Ainda de acordo com informações do INCA, existem estudos que apontam que o Brasil pode terminar 2018 com mais de 28 mil novos casos de câncer de pulmão. A chance de desenvolver a doença é maior entre os fumantes. No entanto, os chamados fumantes passivos não estão livres dos riscos, pois a simples inalação da fumaça pode resultar em complicações futuras.

“O fumante passivo está sujeito aos mesmos riscos dos fumantes. O que muda é o período de exposição e a quantidade de fumaça inalada por cada um. Quanto maior a inalação da fumaça do cigarro, maior a chance da pessoa ter complicações futuras. Por isso, é tão importante a lei que proíbe o fumo em lugares fechados. Geralmente, por não saber dos riscos, os fumantes passivos acabam ficando mais expostos”, alerta a oncologista Denise Leite.

A inalação da fumaça do cigarro pode causar diferentes tipos de doenças. O câncer de pulmão é apenas uma das consequências do fumo. Além disso, o hábito de fumar está diretamente relacionado a problemas cardiovasculares, acidentes vasculares cerebrais (AVCs), enfisemas pulmonares, bem como o desenvolvimento de tumores na cabeça e no pescoço.

O tabagismo tem relação direta com outros 13 tipos de câncer, além do pulmonar, como de boca, de laringe, de esôfago, de estômago, de pâncreas, de fígado, de intestino, de rim, de bexiga, de colo de útero, de ovário e alguns tipos de leucemia. Leite alerta: “o câncer de pulmão está ligado a 90% dos óbitos. É uma das doenças que mais mata no mundo inteiro. Se as pessoas parassem de fumar, muitas vidas seriam poupadas”, afirma a doutora.
Segundo relatos médicos, as pessoas geralmente descobrem que estão com algum tipo de tumor por acaso, isto é, quando procuram uma clínica médica em busca de outros tratamentos. Por conta disso, é preciso que os fumantes fiquem atentos a alguns sintomas que o corpo pode apresentar, como tosse excessiva, em alguns casos, com sangue ou secreção, falta de ar, perda de peso e dores no peito. O diagnóstico precoce faz toda a diferença no tratamento das doenças.
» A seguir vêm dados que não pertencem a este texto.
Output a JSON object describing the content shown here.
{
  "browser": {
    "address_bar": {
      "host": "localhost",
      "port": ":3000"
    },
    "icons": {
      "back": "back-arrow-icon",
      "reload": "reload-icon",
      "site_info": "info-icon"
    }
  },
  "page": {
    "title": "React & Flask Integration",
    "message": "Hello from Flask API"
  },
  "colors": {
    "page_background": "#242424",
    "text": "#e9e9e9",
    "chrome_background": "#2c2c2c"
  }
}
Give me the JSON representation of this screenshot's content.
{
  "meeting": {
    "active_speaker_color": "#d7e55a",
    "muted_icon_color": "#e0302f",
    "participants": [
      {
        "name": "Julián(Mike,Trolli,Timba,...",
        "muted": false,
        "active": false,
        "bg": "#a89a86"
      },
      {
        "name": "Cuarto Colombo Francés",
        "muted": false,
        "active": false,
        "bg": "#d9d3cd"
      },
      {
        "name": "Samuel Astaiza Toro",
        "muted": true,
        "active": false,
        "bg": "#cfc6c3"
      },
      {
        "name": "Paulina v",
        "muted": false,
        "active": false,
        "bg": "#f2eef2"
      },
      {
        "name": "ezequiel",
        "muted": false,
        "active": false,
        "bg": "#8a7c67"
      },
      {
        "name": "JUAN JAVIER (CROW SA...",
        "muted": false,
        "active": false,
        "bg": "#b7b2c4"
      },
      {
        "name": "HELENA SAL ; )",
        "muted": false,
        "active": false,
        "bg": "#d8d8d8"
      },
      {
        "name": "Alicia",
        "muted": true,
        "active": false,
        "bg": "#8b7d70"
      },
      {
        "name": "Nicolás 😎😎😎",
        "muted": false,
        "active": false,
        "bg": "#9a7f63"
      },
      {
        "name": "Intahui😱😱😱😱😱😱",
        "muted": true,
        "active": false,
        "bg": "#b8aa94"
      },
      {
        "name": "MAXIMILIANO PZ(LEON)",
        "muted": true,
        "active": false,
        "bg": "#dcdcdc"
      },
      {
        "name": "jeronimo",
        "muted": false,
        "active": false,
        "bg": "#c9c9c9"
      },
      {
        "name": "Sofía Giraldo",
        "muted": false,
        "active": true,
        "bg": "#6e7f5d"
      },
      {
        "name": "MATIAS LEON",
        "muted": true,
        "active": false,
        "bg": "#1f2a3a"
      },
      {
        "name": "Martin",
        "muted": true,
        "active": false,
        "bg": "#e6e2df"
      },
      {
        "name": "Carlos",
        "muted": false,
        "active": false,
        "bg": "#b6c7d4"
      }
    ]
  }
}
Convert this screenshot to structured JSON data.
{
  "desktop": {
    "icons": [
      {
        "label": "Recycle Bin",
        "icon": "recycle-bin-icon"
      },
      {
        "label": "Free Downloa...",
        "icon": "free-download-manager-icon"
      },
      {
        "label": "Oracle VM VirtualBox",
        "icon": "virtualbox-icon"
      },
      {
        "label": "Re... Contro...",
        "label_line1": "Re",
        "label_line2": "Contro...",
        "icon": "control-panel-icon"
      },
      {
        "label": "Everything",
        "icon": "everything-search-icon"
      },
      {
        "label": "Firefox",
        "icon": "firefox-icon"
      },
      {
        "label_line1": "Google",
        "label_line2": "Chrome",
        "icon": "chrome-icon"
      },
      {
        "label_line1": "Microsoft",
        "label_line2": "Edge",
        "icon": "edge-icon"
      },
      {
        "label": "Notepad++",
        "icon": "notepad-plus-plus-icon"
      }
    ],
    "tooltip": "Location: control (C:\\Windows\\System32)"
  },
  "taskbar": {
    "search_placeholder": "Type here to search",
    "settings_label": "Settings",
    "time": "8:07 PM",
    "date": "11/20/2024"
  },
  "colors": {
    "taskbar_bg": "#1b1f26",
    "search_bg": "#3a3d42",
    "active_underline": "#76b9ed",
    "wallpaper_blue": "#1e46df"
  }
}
Dina Di Domenico, de 71 anos, é fumante e está em busca de superar o vício. Imigrante italiana, ela perdeu os pais prematuramente. A morte da mãe, em 1961, foi o que levou a aposentada a se entregar ao uso do cigarro. “Em 57 anos, eu consegui ficar 40 dias sem fumar, mas quase enlouqueci. Hoje, já estou trabalhando o vício. O meu psicólogo está me conscientizando do mal que o cigarro provoca e pretendo superar esse desafio em breve”, conta.

Nunca é tarde para parar de fumar. Para algumas pessoas, depois de anos de vício, torna-se praticamente impossível reverter as complicações proporcionadas pelo uso do cigarro, mas isso não passa de uma ideia equivocada. De acordo com informações médicos, nos primeiros 20 minutos sem o consumo do tabaco, a pessoa já começa a sentir mudanças positivas no corpo, como a regulação da pressão arterial e a diminuição da frequência do pulso.

A professora Rosana Aparecida Azevedo Rosin, de 61 anos, parou de fumar há um ano. O motivo principal para deixar o vício foi a realização de duas cirurgias, porém a insatisfação com os dentes também foi determinante para a decisão. Hoje, ela já percebe os benefícios de ter abandonado o cigarro: “Parar fez toda a diferença. Meu paladar melhorou, assim como, a minha respiração, a minha potência pulmonar e a minha pele”. Ela ainda comenta que a decisão e a determinação são as grandes aliadas para quem deseja parar de fumar.
“Parar de fumar não está relacionado apenas a questões psicológicas, também tem relação direta com o comportamento social da pessoa. Para deixar o vício, o fumante precisa querer e escolher o melhor momento. Com isso resolvido, é importante que ele procure um pneumologista e também faça tratamento com um psiquiatra”, aconselha Leite.